= Ōedo Sōsamō =

Japanese television series

Ōedo Sōsamō (大江戸捜査網) and Shin Ōedo Sōsamō (新・大江戸捜査網) are long-running prime time television jidaigeki programs that originally aired from 1970 to 1992. The series was broadcast on TV Tokyo (Tokyo 12 Channel). The title literally translates as "Oedo Dragnet" ("New Oedo Dragnet" for the second series). Early on, it carried the subtitle "Ōedo Untouchables."

== Characters ==

The central characters are a ninja group who serve as secret police agents in Edo. They work undercover under the direction of a hatamoto, and later, under Matsudaira Sadanobu.

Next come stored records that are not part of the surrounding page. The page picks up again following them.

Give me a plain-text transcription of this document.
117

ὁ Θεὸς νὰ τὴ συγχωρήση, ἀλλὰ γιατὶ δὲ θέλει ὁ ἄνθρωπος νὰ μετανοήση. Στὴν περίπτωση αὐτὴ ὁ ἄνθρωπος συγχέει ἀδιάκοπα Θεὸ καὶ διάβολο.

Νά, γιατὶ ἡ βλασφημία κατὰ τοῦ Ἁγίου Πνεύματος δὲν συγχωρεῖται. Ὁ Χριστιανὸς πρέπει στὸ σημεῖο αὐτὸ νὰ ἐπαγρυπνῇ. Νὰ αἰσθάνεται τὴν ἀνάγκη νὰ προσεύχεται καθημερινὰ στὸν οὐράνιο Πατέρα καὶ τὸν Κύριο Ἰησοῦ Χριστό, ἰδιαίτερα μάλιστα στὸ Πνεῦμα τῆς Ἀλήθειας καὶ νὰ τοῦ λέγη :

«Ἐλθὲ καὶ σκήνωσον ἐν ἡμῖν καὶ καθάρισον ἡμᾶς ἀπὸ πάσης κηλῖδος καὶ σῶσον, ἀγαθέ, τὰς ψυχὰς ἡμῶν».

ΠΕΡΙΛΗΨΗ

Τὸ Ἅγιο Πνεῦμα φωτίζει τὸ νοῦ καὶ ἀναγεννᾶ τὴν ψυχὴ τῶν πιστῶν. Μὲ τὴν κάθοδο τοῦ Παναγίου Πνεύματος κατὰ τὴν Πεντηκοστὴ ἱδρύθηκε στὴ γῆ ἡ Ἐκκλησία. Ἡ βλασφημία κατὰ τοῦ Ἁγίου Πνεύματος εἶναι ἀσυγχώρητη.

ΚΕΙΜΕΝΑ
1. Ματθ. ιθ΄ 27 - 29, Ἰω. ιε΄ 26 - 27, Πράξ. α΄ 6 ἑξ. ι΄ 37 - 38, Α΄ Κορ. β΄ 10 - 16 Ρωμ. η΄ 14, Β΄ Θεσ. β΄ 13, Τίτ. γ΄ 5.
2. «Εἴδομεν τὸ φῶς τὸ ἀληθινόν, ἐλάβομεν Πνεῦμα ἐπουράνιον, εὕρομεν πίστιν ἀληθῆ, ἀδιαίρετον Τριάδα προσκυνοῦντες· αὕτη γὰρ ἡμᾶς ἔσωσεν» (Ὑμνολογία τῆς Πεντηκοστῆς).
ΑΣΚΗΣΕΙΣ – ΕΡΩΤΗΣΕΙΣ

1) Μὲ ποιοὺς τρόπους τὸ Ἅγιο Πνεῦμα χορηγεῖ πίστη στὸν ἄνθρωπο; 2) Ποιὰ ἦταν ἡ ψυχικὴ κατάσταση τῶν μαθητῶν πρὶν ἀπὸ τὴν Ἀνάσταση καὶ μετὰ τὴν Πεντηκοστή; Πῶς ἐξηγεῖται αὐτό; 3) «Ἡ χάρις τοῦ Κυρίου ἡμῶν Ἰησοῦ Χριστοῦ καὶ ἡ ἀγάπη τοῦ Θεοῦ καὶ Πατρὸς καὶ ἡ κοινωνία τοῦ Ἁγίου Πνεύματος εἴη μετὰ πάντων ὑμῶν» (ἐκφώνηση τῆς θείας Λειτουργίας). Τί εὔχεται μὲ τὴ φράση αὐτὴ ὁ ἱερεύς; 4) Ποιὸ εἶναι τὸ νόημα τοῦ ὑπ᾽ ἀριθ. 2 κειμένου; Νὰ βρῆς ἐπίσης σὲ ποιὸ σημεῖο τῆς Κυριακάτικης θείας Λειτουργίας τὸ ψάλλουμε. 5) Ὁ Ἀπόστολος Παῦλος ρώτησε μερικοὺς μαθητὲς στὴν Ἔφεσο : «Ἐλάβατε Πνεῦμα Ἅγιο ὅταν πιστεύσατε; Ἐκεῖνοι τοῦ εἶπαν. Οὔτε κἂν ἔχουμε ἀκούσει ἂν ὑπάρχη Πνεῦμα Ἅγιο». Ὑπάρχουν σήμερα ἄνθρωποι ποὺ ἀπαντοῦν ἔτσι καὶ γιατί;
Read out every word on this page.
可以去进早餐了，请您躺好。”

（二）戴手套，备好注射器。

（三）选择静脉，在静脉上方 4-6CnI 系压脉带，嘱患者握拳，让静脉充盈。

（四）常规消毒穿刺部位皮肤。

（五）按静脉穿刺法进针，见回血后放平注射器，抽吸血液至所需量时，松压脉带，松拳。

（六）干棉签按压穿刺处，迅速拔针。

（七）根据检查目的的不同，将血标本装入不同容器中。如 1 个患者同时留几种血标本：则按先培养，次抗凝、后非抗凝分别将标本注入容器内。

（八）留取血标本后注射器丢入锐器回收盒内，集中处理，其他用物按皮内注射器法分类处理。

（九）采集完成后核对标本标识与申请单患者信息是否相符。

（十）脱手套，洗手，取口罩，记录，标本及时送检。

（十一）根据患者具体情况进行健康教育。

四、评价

- Jūmonji Koyata, masquerading as a vagrant from Sagami, Sanjirō. The male lead, Koyata was played by Ryōtarō Sugi, Kōtarō Satomi, Hiroki Matsukata, Shirō Namiki, and Jun Hashizume.
- Isaka Jūzō, masquerading as a rōnin of the same name. Tetsurō Sagawa created the role.
- Female leads: Konami (Meiko Kaji), Yūgiri (Miyako Koshiro), Kurenai Ochō (Michiyo Yasuda), Inazuma Oryū (Sanae Tsuchida), Kazaguruma no Okiku (Yōko Natsuki), and others.

A 1979 film Onmitsu Dōshin Ōedo Sōsamō starred Hiroki Matsukata, included Toshiro Mifune in the role of Matsudaira Sadanobu.

== TV special ==

The special episode Onmitsu Doshin: Oedo Sosamo was made in 1979, guest-starring Toshirō Mifune in a rare TV role.

== Rebroadcasts ==
Jidaigeki Senmon Channel has rerun all the other 715 episodes via satellite and cable.